Another Look at the Murder Case That New Zealand Just Can't Forget

After 18 years exhausting all legal channels to clear his son Scott's name, Chris Watson is hoping a new documentary-drama on the murder of Ben Smart and Olivia Hope will uncover more information.

Ben Smart and Olivia Hope haven't been seen since boarding a yacht with a mystery man after a New Years Eve party in the Marlborough Sounds in 1998. Image supplied.

Chris Watson has spent the last 18 years watching the people who put his son Scott in jail for double murder rise up the ranks. There is Rob Pope, the Christchurch detective in charge of the case who became Deputy Police Commissioner. Just this month, Scott's arresting officer Tom Fitzgerald was promoted to New Zealand police liaison officer based in Canberra. "It's a slap in the face," Chris told VICE.


Pope and Fitzgerald were key players in the investigative team that got what they wanted: a successful conviction in one of New Zealand's most captivating and controversial murder cases. Friends Ben Smart, 21, and Olivia Hope, 17, disappeared in the early hours of January 1, 1998 after boarding a yacht in the Marlborough Sounds with a mystery man. No bodies were ever found. Scott Watson has always maintained his innocence.

Detective Inspector Rob Pope in a screen grab from Doubt: The Scott Watson Case, TVNZ.

Now the police operation is under scrutiny with a new docu-drama Doubt: The Scott Watson Case airing on TV One this Sunday calling the case a "miscarriage of justice". In it, the programme's presenter, law professor Chris Gallavin falls short of saying Scott is innocent but does outright declare that "the investigation and the trial were unfair." Chris Watson, who features in and has seen the programme, calls it a "good understanding of the case".

From day one hunting the murderer was a fishing expedition for police. Witnesses said Ben and Olivia boarded a two-masted ketch after the New Years Eve party at Furneaux Lodge. The police quickly ruled this scenario out and fixated on Scott, who had sailed his single-masted sloop Blade to the party.
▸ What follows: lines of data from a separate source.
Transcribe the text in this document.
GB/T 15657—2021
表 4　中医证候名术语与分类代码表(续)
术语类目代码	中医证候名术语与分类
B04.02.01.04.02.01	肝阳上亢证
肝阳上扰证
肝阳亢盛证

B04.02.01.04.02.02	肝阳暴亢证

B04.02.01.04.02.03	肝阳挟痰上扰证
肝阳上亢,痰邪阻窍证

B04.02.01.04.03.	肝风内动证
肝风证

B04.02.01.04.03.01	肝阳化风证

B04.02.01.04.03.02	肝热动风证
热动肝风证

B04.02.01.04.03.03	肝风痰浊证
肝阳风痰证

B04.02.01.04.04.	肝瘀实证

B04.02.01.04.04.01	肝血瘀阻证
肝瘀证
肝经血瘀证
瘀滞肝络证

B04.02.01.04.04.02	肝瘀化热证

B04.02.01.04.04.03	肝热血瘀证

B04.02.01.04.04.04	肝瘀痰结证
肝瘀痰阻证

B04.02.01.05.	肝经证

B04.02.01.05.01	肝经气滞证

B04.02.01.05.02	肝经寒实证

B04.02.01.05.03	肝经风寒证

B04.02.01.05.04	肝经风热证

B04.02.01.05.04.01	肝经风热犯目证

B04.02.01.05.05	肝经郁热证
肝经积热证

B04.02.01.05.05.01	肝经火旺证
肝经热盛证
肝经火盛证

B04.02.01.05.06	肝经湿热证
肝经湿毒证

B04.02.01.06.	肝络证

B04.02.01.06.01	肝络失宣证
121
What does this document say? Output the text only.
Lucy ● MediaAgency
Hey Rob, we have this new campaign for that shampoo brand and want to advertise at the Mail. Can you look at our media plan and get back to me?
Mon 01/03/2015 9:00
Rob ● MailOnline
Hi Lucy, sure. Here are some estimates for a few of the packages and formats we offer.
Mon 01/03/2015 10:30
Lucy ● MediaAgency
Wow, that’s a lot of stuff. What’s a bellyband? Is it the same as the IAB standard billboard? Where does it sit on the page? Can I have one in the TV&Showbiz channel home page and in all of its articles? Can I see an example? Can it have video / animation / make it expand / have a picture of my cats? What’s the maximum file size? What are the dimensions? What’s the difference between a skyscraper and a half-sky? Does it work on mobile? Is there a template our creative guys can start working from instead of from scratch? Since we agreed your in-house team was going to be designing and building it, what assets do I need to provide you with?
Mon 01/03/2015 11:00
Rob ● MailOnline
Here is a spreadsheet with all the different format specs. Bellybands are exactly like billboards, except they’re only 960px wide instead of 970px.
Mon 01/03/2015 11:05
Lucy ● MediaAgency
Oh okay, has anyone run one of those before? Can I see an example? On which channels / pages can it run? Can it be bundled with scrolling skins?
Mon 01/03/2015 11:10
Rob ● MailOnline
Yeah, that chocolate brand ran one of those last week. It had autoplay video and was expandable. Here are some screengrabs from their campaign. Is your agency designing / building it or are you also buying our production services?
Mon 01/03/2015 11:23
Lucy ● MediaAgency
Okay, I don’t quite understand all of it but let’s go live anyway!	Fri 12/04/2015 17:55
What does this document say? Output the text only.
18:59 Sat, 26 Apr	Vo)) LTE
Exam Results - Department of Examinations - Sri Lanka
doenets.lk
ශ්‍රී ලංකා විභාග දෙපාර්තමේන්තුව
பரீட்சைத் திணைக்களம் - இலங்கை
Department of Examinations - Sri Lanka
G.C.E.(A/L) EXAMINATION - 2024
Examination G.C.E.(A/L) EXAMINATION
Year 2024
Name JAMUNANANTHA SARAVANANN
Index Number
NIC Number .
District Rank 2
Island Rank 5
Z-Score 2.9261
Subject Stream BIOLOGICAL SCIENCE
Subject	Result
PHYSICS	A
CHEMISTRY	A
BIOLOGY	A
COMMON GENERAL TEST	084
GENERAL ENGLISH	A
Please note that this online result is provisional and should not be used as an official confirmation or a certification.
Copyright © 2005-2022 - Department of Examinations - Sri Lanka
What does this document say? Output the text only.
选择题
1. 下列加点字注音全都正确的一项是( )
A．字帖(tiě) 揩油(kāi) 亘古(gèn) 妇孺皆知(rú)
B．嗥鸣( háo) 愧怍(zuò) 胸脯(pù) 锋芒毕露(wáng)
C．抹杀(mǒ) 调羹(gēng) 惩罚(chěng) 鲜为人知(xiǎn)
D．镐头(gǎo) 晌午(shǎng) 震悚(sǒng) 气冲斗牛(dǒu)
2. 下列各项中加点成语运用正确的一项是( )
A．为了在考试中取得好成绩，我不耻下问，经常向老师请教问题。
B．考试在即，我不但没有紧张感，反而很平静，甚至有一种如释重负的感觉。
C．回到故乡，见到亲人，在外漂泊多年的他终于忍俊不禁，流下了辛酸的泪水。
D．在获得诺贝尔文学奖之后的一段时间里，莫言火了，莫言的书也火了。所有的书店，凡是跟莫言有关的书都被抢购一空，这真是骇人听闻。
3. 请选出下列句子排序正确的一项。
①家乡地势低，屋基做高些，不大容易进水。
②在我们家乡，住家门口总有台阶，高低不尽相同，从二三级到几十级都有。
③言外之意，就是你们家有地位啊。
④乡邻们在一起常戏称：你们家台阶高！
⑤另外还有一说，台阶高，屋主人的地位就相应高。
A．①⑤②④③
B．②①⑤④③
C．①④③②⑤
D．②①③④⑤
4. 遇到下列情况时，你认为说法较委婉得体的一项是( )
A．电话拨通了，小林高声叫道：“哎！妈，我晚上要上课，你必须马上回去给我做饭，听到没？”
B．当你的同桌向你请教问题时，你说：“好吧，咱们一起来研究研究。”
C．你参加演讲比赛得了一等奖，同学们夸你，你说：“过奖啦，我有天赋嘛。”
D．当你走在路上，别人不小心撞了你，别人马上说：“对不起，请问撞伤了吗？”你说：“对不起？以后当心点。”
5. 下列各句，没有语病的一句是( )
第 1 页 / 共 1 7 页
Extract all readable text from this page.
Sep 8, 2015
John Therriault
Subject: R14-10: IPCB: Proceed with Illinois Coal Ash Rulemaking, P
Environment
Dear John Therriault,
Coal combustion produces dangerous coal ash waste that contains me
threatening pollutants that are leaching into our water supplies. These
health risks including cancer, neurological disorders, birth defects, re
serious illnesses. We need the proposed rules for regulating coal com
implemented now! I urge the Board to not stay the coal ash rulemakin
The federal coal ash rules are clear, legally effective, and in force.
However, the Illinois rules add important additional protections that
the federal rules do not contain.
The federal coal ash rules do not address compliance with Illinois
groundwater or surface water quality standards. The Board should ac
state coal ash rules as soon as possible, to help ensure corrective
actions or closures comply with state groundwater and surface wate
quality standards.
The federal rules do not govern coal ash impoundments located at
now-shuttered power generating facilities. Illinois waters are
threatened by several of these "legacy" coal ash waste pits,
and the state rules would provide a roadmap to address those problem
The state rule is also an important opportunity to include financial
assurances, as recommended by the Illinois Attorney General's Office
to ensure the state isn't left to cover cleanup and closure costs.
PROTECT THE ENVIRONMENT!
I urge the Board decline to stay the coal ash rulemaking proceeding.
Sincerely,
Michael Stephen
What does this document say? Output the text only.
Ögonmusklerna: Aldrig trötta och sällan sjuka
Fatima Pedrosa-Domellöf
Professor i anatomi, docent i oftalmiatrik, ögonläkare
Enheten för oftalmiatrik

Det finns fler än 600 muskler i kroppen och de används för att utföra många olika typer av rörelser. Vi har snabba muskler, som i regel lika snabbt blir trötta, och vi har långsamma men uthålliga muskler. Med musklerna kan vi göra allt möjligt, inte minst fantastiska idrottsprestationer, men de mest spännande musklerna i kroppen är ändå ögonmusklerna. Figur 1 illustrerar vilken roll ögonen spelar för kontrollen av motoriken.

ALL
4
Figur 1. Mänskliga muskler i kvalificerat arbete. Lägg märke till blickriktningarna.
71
He may have been the target from the start but it took months to make an arrest, and by the time Scott had his day in court his character had already been assassinated by a voracious media, largely feeding off tips from the police.


Professor Chris Gallavin presenter of Doubt: The Scott Watson Case, calls the case "a miscarriage of justice". Image TVNZ.

Much of the key evidence in the case has since been called into question. Water taxi driver Guy Wallace testified it was Scott he dropped to a two-masted boat in the inlet with Ben and Olivia but has since said he was wrong and was pressured by police to identify him. At the trial two secret jailhouse witnesses claimed Scott confessed to the murders in jail. Scott says it never happened. One of the snitches has since recanted. The only physical, and most evocative, remaining evidence was two blonde hairs belonging to Olivia found on a tiger blanket that was in Scott's boat. But questions remain over that. The forensic scientist missed the hairs on the initial examination only finding them on a second look weeks later, while working on the same table that had reference hairs police had taken from Olivia's home. A bag containing the reference hairs had an unexplained slit.

Chris says this is the part of the case that he has always concentrated on but the programme had not focused on it, he assumes for legal reasons. "You can't accuse anyone of anything or you'll wind up in more trouble than you started."

The police's ability to portray Scott leading up to and during the trial as a sleazy, shifty character with a string of (youthful, mostly non-violent) convictions is now regarded as crucial to the jury's decision to convict him.

Phil Brown plays Scott Watson in a still from Doubt: The Scott Watson Case. Image TVNZ.

The cops got their conviction but interest in the case has never faded. Scott's dad Chris hopes this latest telling of the story will "shake the bushes." After unsuccessful appeals to the Court of Appeal (2000), Privy Council (2003) and a failed request to the Governor-General for a royal prerogative of mercy (2013), he's hoping for more ammunition in the long-running legal battle to clear Scott's name. "I'd like Rob Pope to come along and say that he messed up," Chris told VICE. "That won't happen. If it can bring out something new that we can take to the Governor-General again, that'd be good."


The doco-drama received $1 million of taxpayer funding from New Zealand on Air, a move that has angered supporters of the victims' families. A friend of Ben Smart's mother, Mary, wrote to the Broadcast Minister Amy Adams questioning the decision saying "this fictional documentary will continue to sensationalise for public viewing and TV ratings".

Chris Watson is unconcerned. "Taxpayer money was of no account to anyone at the time [of the murders]. There was $5 million spent on the investigation and another five for the trial. I think a million here or there doesn't really matter does it. Beside, I'm paying my taxes too."

New Zealand on Air justified the spending by saying the programme offered the opportunity to "explore the facts, with a new perspective that has not been heard before." "The cases of Arthur Allan Thomas, David Bain and Teina Pora (to name a few) show that sometimes there is merit in re-examining a case." In all those cases, murder convictions were overturned, hinting at the direction we can expect the programme to go in. Another indication is the production changing the doco-drama's working title from Ben and Olivia: Searching for the Truth, to its final title Doubt: The Scott Watson Case.

A protestor at a vigil for Scott Watson in August. Image via Facebook.

Chris says Scott, who is serving his sentence at Rolleston Prison in Christchurch, supports the making of the programme but hasn't been able to view it in advance. "We won't know what he thinks until Sunday night. He's happy if anything that stirs up the murky waters is brought up. There's always a bit more information and if it changes a little bit of public opinion, brings one or two more people into the fold, that's good."

Already, a public campaign to clear Scott Watson's name is gathering momentum. Vigils were held in Christchurch and Blenheim in August. The Free Scott Watson Facebook group is holding another demonstration calling for his release at Parliament in Wellington on October 11. Chris says it's nothing to do with him. "That's a completely independent people organising that. Of course we'll attend. This is the public doing this."

Public opinion and the media played a huge role in Scott's conviction. It may just be that public opinion and the media are what it takes to get it overturned.